I wish I could offer some concrete suggestions as to how to change this state of affairs, but even after five years of having one foot in each world I still don't know how to bring academic historians and archaeologists (and ethnographers, for that matter) together productively.  Obviously, I hope that my dissertation goes some way toward demonstrating how history and archaeology can be theoretically and practically combined, but I'm well aware that most academic historians will think that it is anthropology, not history, and that archaeologists will think that it's mostly history, not archaeology.  Sigh.

Apologies for the extremely long post.  I hope this thread continues, and I'm also perfectly happy to discuss any of the issues raised here in more detail off list.

Cheers,
Bob

>>> Jason Schmerer <[log in to unmask]> 03/06/09 5:09 PM >>>
I am not sure if this is for this list(s) or not but here goes anything.

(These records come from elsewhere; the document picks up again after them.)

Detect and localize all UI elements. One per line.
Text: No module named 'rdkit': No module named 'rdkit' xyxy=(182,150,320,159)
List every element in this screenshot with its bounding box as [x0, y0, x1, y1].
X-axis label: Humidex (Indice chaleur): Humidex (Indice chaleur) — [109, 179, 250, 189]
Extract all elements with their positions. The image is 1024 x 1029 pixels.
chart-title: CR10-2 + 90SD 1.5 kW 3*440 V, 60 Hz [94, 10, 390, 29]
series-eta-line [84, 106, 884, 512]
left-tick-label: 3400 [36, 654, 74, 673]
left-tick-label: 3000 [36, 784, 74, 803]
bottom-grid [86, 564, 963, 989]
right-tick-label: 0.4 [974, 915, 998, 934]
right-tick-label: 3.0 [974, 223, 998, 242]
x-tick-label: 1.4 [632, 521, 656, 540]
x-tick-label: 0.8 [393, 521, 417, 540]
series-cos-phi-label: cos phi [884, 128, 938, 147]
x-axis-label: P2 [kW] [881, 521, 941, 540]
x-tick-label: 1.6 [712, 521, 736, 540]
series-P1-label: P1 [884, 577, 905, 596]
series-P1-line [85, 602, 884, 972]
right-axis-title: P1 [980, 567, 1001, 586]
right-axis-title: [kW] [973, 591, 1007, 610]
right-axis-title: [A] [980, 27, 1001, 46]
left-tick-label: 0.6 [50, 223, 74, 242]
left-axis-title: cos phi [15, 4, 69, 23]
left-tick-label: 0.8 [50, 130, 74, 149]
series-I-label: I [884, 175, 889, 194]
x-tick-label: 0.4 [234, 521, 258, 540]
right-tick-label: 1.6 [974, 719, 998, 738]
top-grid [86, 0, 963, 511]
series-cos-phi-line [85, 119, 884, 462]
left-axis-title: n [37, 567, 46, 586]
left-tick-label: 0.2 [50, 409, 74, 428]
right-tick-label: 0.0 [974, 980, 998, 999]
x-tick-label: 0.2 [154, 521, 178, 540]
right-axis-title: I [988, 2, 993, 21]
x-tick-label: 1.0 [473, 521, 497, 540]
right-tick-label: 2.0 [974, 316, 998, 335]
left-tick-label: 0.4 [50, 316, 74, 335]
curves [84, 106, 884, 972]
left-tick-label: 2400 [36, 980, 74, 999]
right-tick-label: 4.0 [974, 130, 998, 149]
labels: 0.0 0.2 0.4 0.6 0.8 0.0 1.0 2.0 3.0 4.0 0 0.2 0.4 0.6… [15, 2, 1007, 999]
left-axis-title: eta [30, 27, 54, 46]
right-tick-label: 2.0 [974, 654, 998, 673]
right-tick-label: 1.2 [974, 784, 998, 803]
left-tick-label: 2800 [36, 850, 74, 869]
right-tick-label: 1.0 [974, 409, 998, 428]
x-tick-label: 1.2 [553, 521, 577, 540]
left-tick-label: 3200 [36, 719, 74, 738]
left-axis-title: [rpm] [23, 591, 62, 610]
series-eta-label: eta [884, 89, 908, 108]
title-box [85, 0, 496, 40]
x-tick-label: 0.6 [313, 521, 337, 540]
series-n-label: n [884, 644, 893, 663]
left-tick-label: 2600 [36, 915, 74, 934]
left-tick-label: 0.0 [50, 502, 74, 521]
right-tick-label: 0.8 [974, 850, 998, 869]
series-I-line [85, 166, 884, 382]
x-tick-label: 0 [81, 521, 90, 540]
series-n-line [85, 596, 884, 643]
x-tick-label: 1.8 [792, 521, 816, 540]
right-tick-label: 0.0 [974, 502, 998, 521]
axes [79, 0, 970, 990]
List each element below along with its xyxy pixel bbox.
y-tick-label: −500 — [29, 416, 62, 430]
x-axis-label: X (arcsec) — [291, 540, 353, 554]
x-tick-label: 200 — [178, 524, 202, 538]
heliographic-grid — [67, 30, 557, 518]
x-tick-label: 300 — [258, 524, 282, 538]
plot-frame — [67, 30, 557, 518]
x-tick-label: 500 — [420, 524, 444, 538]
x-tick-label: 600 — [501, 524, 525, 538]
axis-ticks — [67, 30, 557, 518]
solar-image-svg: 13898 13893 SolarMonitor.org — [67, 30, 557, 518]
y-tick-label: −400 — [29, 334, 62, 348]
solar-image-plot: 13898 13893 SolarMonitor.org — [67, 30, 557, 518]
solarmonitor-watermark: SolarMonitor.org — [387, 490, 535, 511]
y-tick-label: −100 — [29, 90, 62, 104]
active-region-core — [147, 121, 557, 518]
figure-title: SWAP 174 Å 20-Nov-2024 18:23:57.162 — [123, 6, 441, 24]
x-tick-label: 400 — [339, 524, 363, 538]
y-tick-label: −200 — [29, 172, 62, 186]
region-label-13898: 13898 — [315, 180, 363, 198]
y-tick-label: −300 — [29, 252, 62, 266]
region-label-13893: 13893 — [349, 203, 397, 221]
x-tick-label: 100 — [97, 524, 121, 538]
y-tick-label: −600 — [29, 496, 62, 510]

I have been doing quite a bit of research lately about the Spanish period in
East Florida and the colonial period archaeology and in history books for
the NE FL and SE GA area.  I am though a archaeologist at heart and will
forever be.  It seems that history and archaeology can go hand in hand but
to no avail, so it seems in academia, that historians and archeologist do
not like one another.  Lately it seems that history and archaeology are
coming together and feeding off one another which is something that we as
archaeologists and historians must do to continue our research, right?  If I
am wrong then what will happen to the all the artifacts.  Archaeologist dig
up the artifacts, sorry for saying that in a terrible way, but it is true
and historians work on the written record, right, and help the archaeologist
interpret the dug up artifacts?  So what is wrong with academia coming
together, as in the CRM field where archaeologist and historians work hand
in hand.  I would gladly work with a historian and I am planning on getting
a MA in History soon and a PhD in Archaeology, with all do hope.  I see in
academia just by reading the posts and talking with people that the new
archaeologist and historians are coming together as a team to work on a site
or historical research topic of interest.  Would it not be fascinating to
find a archaeologist and historian to work together to find a great site of
interest, for instance Fort Caroline.

On another note what about forming a new new sub-field of archaeology or
history that deals with just this issue of blurring the lines between
history, archaeology or even add in sociology and cultural anthropology.
Why cannot we have a system that brings these fields/sub-fields together
and, again forms a new history or archaeology of the 21st Century?  If there
is a academic system that this exists in let me know.

If I am wrong and maybe a lot naive in my comments that archaeologists and
historians do not work together, especially in academia, please let me
know.  I fully admit and could very well be wrong in all of this.

I will look forward to the comments.